HCA Healthcare (HCA) Stock Forecast & Price Target
HCA Healthcare (HCA) Analyst Ratings
Bulls say
HCA Healthcare has demonstrated robust operational performance, with a notable 3Q25 same-facility inpatient revenue per admission growth of 7.1% year-over-year, fueled by a strong payer mix and the increased volume of Medicare Advantage and commercial admissions. The company reported a solid 3Q25 same-facility revenue growth of 9.2%, supported by a 2.4% rise in adjusted admissions and a significant rebound in outpatient surgical procedures, indicating improved patient flow and service utilization. Management's proactive approach has led to an upward revision of the 2025 adjusted EBITDA guidance to a range of $15.25-15.65 billion, reflecting both core operational strength and favorable adjustments in supplemental payments.
Bears say
HCA Healthcare's financial outlook appears cautious due to a combination of factors, including a conservative projection of 3.9% growth in 2026, which falls below the company's long-term growth targets.

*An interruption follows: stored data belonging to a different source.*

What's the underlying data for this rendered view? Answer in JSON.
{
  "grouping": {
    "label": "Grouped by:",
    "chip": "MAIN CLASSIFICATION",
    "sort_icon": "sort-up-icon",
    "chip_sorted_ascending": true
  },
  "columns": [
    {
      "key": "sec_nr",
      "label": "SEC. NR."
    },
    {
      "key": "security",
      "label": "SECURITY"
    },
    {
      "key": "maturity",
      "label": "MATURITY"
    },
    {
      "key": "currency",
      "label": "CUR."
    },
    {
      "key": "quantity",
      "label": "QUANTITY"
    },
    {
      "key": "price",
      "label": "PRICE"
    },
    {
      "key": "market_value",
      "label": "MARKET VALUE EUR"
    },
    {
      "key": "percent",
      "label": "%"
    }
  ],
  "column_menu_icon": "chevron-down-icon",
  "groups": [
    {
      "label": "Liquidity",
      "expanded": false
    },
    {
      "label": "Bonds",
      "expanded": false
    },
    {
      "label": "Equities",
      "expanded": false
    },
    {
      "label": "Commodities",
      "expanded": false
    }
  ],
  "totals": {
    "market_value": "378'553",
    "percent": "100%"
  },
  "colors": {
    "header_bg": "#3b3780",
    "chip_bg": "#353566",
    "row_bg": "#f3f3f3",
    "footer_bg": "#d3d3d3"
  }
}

The total debt to last twelve months (LTM) EBITDA ratio, while slightly improved at 2.9x, remains a focal concern, particularly as the firm adjusts its leverage range downward to 2.75x-3.75x amidst a challenging economic environment. Additionally, a noted headwind of 5% to earnings estimates, combined with anticipated multiple contractions, suggests that the company may struggle to maintain robust profitability moving forward.
This aggregate rating is based on analysts' research of HCA Healthcare and is not a guaranteed prediction by Public.com or investment advice.